Sun steers clear of computing slump
The server giant meets analyst expectations for quarterly earnings, reporting a net income of 16 cents a share.
Sun COO: "The PC era is over" Ed Zander, COO, Sun Microsystems |
Excluding gains on the sale of equity investments and acquisition-related charges, Palo Alto, Calif.-based Sun had a net income of $552 million, a 56 percent increase from the $354 million earned in the same quarter the year before. Revenue increased 44 percent from $3.55 billion to $5.12 billion, Sun said in a statement.
Like its competitors, Sun faced slowed spending in December in the United States, executives said Thursday, but the company is standing by net income estimates for the first half of 2001 while revenue dips only a few percent.
"We...experienced a sudden, unexpected and noticeable drop-off in demand in December," Chief Financial Officer Mike Lehman said in an interview following the announcement. "When we noticed, we did the important and necessary things to balance our investments in the last month and made our quarter."
By cutting expenses, Sun matched analyst expectations for earnings per share in the most recent quarter and expects the pattern to continue through this and the next quarter, he said.
"We are very slightly lowering revenue expectations" for the second half of the company's fiscal year, which ends in June, Lehman said. Revenue growth should be between 30 percent and 35 percent, down from Sun's previous guidance of "the mid-30s," he said.
Analysts have been worried that troubles with high-end hardware sales that afflicted Hewlett-Packard also will hurt Sun, though they expected the company to meet expectations this quarter. IBM, benefiting from diverse revenue sources, surpassed reduced analyst expectations Wednesday.
"I must tell you quite up-front that this was quite a challenging quarter in terms of execution," Lehman said during a conference call after the release. But he boasted that Sun was among the few companies that didn't have to warn analysts to lower financial projections, measures taken by Sun's biggest competitors, IBM and Hewlett-Packard.

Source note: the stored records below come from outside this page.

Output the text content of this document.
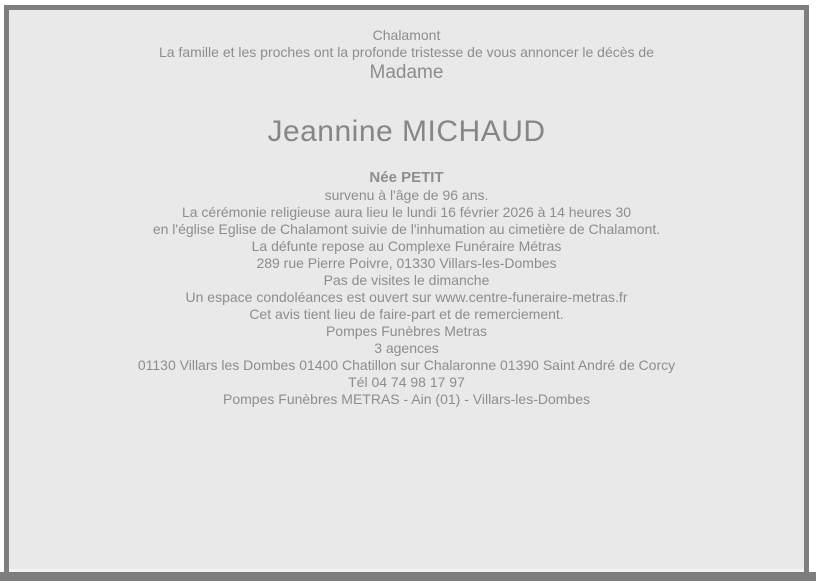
Chalamont

La famille et les proches ont la profonde tristesse de vous annoncer le décès de

Madame

Jeannine MICHAUD

Née PETIT

survenu à l'âge de 96 ans.

La cérémonie religieuse aura lieu le lundi 16 février 2026 à 14 heures 30
en l'église Eglise de Chalamont suivie de l'inhumation au cimetière de Chalamont.

La défunte repose au Complexe Funéraire Métras
289 rue Pierre Poivre, 01330 Villars-les-Dombes
Pas de visites le dimanche

Un espace condoléances est ouvert sur www.centre-funeraire-metras.fr

Cet avis tient lieu de faire-part et de remerciement.

Pompes Funèbres Metras
3 agences

01130 Villars les Dombes 01400 Chatillon sur Chalaronne 01390 Saint André de Corcy

Tél 04 74 98 17 97

Pompes Funèbres METRAS - Ain (01) - Villars-les-Dombes
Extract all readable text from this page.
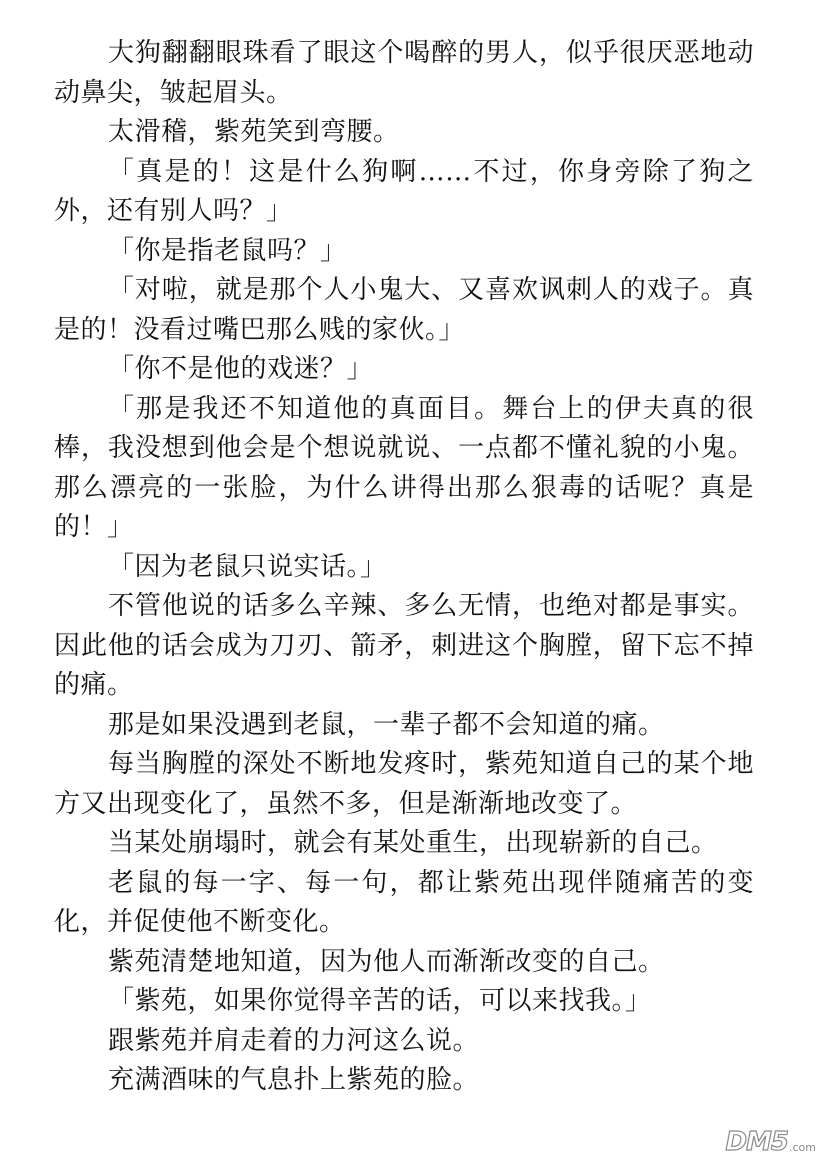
大狗翻翻眼珠看了眼这个喝醉的男人，似乎很厌恶地动动鼻尖，皱起眉头。

太滑稽，紫苑笑到弯腰。

「真是的！这是什么狗啊……不过，你身旁除了狗之外，还有别人吗？」

「你是指老鼠吗？」

「对啦，就是那个人小鬼大、又喜欢讽刺人的戏子。真是的！没看过嘴巴那么贱的家伙。」

「你不是他的戏迷？」

「那是我还不知道他的真面目。舞台上的伊夫真的很棒，我没想到他会是个想说就说、一点都不懂礼貌的小鬼。那么漂亮的一张脸，为什么讲得出那么狠毒的话呢？真是的！」

「因为老鼠只说实话。」

不管他说的话多么辛辣、多么无情，也绝对都是事实。因此他的话会成为刀刃、箭矛，刺进这个胸膛，留下忘不掉的痛。

那是如果没遇到老鼠，一辈子都不会知道的痛。

每当胸膛的深处不断地发疼时，紫苑知道自己的某个地方又出现变化了，虽然不多，但是渐渐地改变了。

当某处崩塌时，就会有某处重生，出现崭新的自己。

老鼠的每一字、每一句，都让紫苑出现伴随痛苦的变化，并促使他不断变化。

紫苑清楚地知道，因为他人而渐渐改变的自己。

「紫苑，如果你觉得辛苦的话，可以来找我。」

跟紫苑并肩走着的力河这么说。

充满酒味的气息扑上紫苑的脸。

DM5 .com
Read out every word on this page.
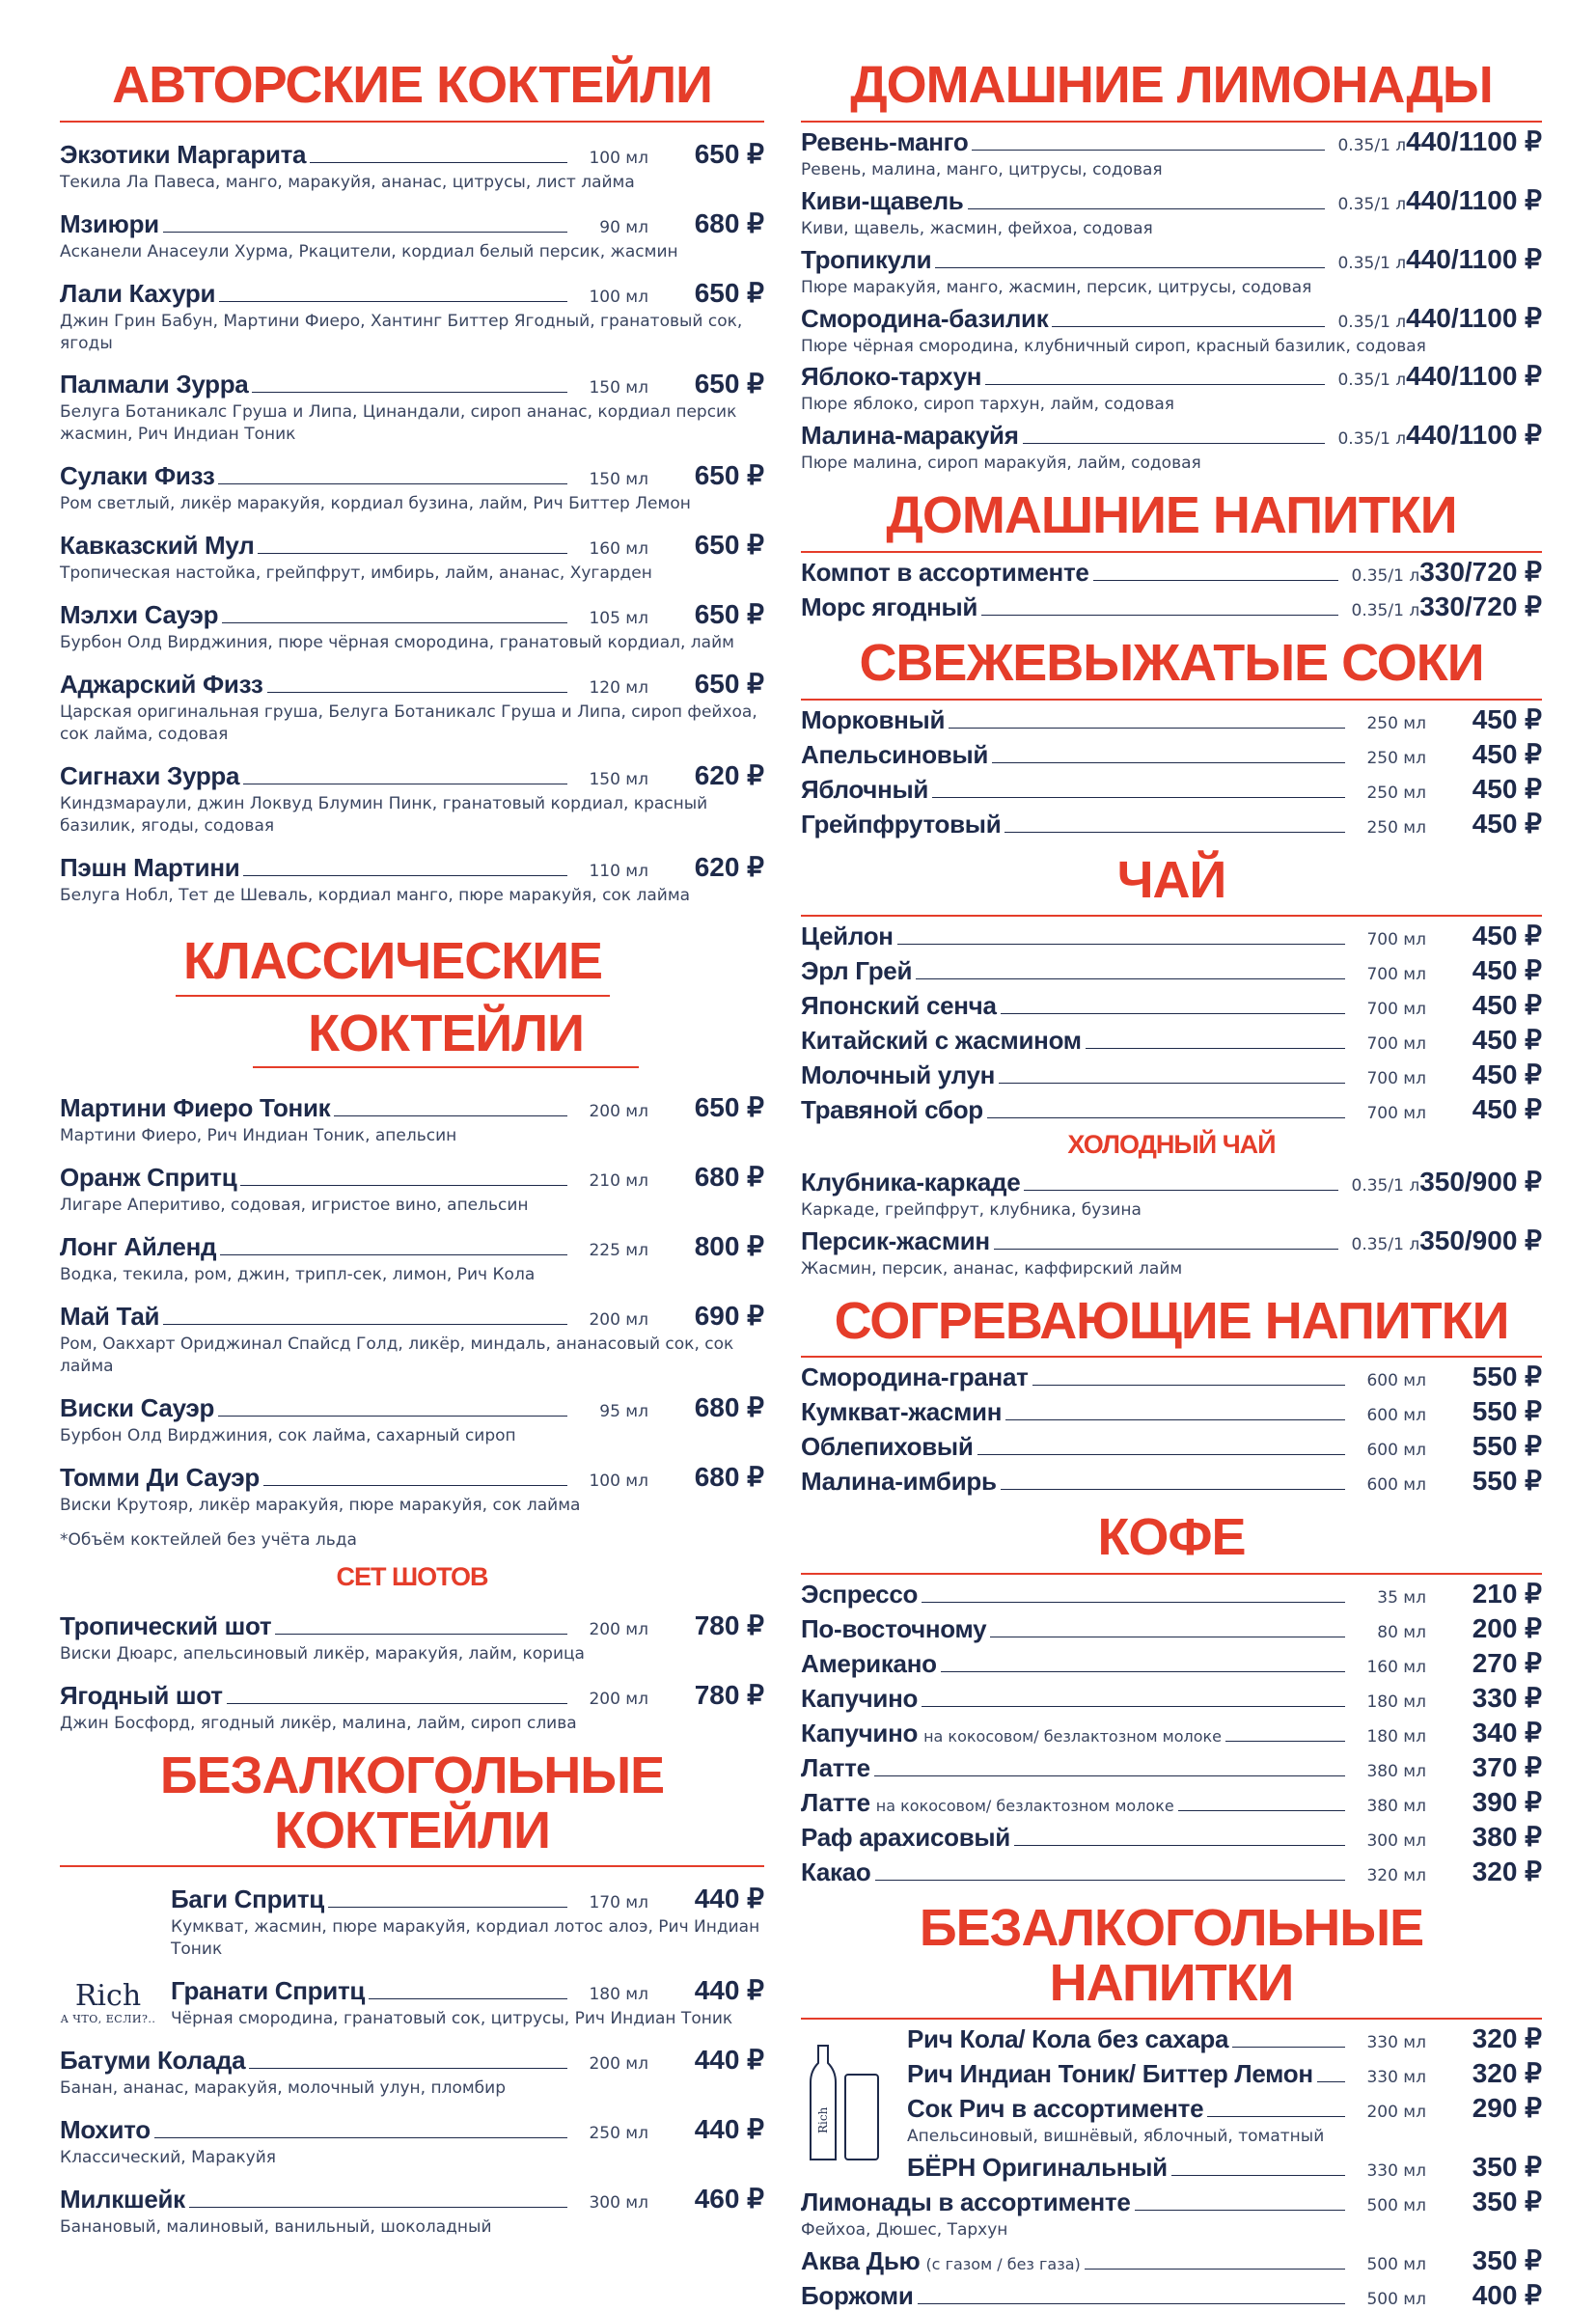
АВТОРСКИЕ КОКТЕЙЛИ
Экзотики Маргарита	100 мл	650 ₽
Текила Ла Павеса, манго, маракуйя, ананас, цитрусы, лист лайма
Мзиюри	90 мл	680 ₽
Асканели Анасеули Хурма, Ркацители, кордиал белый персик, жасмин
Лали Кахури	100 мл	650 ₽
Джин Грин Бабун, Мартини Фиеро, Хантинг Биттер Ягодный, гранатовый сок, ягоды
Палмали Зурра	150 мл	650 ₽
Белуга Ботаникалс Груша и Липа, Цинандали, сироп ананас, кордиал персик жасмин, Рич Индиан Тоник
Сулаки Физз	150 мл	650 ₽
Ром светлый, ликёр маракуйя, кордиал бузина, лайм, Рич Биттер Лемон
Кавказский Мул	160 мл	650 ₽
Тропическая настойка, грейпфрут, имбирь, лайм, ананас, Хугарден
Мэлхи Сауэр	105 мл	650 ₽
Бурбон Олд Вирджиния, пюре чёрная смородина, гранатовый кордиал, лайм
Аджарский Физз	120 мл	650 ₽
Царская оригинальная груша, Белуга Ботаникалс Груша и Липа, сироп фейхоа, сок лайма, содовая
Сигнахи Зурра	150 мл	620 ₽
Киндзмараули, джин Локвуд Блумин Пинк, гранатовый кордиал, красный базилик, ягоды, содовая
Пэшн Мартини	110 мл	620 ₽
Белуга Нобл, Тет де Шеваль, кордиал манго, пюре маракуйя, сок лайма
КЛАССИЧЕСКИЕ
КОКТЕЙЛИ
Мартини Фиеро Тоник	200 мл	650 ₽
Мартини Фиеро, Рич Индиан Тоник, апельсин
Оранж Спритц	210 мл	680 ₽
Лигаре Аперитиво, содовая, игристое вино, апельсин
Лонг Айленд	225 мл	800 ₽
Водка, текила, ром, джин, трипл-сек, лимон, Рич Кола
Май Тай	200 мл	690 ₽
Ром, Оакхарт Ориджинал Спайсд Голд, ликёр, миндаль, ананасовый сок, сок лайма
Виски Сауэр	95 мл	680 ₽
Бурбон Олд Вирджиния, сок лайма, сахарный сироп
Томми Ди Сауэр	100 мл	680 ₽
Виски Крутояр, ликёр маракуйя, пюре маракуйя, сок лайма
*Объём коктейлей без учёта льда
СЕТ ШОТОВ
Тропический шот	200 мл	780 ₽
Виски Дюарс, апельсиновый ликёр, маракуйя, лайм, корица
Ягодный шот	200 мл	780 ₽
Джин Босфорд, ягодный ликёр, малина, лайм, сироп слива
БЕЗАЛКОГОЛЬНЫЕ КОКТЕЙЛИ
Rich
А ЧТО, ЕСЛИ?..
Баги Спритц	170 мл	440 ₽
Кумкват, жасмин, пюре маракуйя, кордиал лотос алоэ, Рич Индиан Тоник
Гранати Спритц	180 мл	440 ₽
Чёрная смородина, гранатовый сок, цитрусы, Рич Индиан Тоник
Батуми Колада	200 мл	440 ₽
Банан, ананас, маракуйя, молочный улун, пломбир
Мохито	250 мл	440 ₽
Классический, Маракуйя
Милкшейк	300 мл	460 ₽
Банановый, малиновый, ванильный, шоколадный
ДОМАШНИЕ ЛИМОНАДЫ
Ревень-манго	0.35/1 л 440/1100 ₽
Ревень, малина, манго, цитрусы, содовая
Киви-щавель	0.35/1 л 440/1100 ₽
Киви, щавель, жасмин, фейхоа, содовая
Тропикули	0.35/1 л 440/1100 ₽
Пюре маракуйя, манго, жасмин, персик, цитрусы, содовая
Смородина-базилик	0.35/1 л 440/1100 ₽
Пюре чёрная смородина, клубничный сироп, красный базилик, содовая
Яблоко-тархун	0.35/1 л 440/1100 ₽
Пюре яблоко, сироп тархун, лайм, содовая
Малина-маракуйя	0.35/1 л 440/1100 ₽
Пюре малина, сироп маракуйя, лайм, содовая
ДОМАШНИЕ НАПИТКИ
Компот в ассортименте	0.35/1 л 330/720 ₽
Морс ягодный	0.35/1 л 330/720 ₽
СВЕЖЕВЫЖАТЫЕ СОКИ
Морковный	250 мл	450 ₽
Апельсиновый	250 мл	450 ₽
Яблочный	250 мл	450 ₽
Грейпфрутовый	250 мл	450 ₽
ЧАЙ
Цейлон	700 мл	450 ₽
Эрл Грей	700 мл	450 ₽
Японский сенча	700 мл	450 ₽
Китайский с жасмином	700 мл	450 ₽
Молочный улун	700 мл	450 ₽
Травяной сбор	700 мл	450 ₽
ХОЛОДНЫЙ ЧАЙ
Клубника-каркаде	0.35/1 л 350/900 ₽
Каркаде, грейпфрут, клубника, бузина
Персик-жасмин	0.35/1 л 350/900 ₽
Жасмин, персик, ананас, каффирский лайм
СОГРЕВАЮЩИЕ НАПИТКИ
Смородина-гранат	600 мл	550 ₽
Кумкват-жасмин	600 мл	550 ₽
Облепиховый	600 мл	550 ₽
Малина-имбирь	600 мл	550 ₽
КОФЕ
Эспрессо	35 мл	210 ₽
По-восточному	80 мл	200 ₽
Американо	160 мл	270 ₽
Капучино	180 мл	330 ₽
Капучино на кокосовом/ безлактозном молоке	180 мл	340 ₽
Латте	380 мл	370 ₽
Латте на кокосовом/ безлактозном молоке	380 мл	390 ₽
Раф арахисовый	300 мл	380 ₽
Какао	320 мл	320 ₽
БЕЗАЛКОГОЛЬНЫЕ НАПИТКИ
Rich
Рич Кола/ Кола без сахара	330 мл	320 ₽
Рич Индиан Тоник/ Биттер Лемон	330 мл	320 ₽
Сок Рич в ассортименте	200 мл	290 ₽
Апельсиновый, вишнёвый, яблочный, томатный
БЁРН Оригинальный	330 мл	350 ₽
Лимонады в ассортименте	500 мл	350 ₽
Фейхоа, Дюшес, Тархун
Аква Дью (с газом / без газа)	500 мл	350 ₽
Боржоми	500 мл	400 ₽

Sun has no lack of ambition. The company positioned new thin, rack-mountable servers unveiled Wednesday as products that put Sun on the offensive in fighting off competing machines using the Windows operating system from arch-rival Microsoft.
CEO Scott McNealy said in the conference call that the overall slowdown will thin out the second-rate companies. "I always prefer the tough times. It's where we can weed out the followers from the leaders, and we're leading in the marketplace," he said.
Moreover, customers may have delayed plans for further computerization, but they haven't changed them, Sun executives said.
"It's important to understand that large enterprises cannot stop investing in this Internet technology," McNealy exhorted. "The Internet is still wildly underhyped and underutilized and underimplemented around the world.
"A bigger issue for us is keeping the power on here in northern California. That's the biggest challenge right now," McNealy quipped.
Economics, not Sun's transition to upcoming systems using the new UltraSparc III chip, were at the root of the December order drop, President Ed Zander said. The company also sold 350 top-end E10000 servers in the quarter, systems that typically cost $1 million or more, he added.
Sun announced earlier Thursday that its partnership with America Online has led the online service to purchase products and services worth $400 million if purchased at retail, a significant addition to the $500 million worth of equipment it agreed to buy in 1998.
AOL now uses more than 4,000 Sun servers, Sun said.
McNealy warned earlier that the current economic slowdown will require the company to cut back on spending and hiring.
Including the gains on the sale of equity investments and acquisition-related charges, Sun had a net income of $423 million, or 12 cents per share, compared with $354 million, or 10 cents per share, for the year-ago quarter.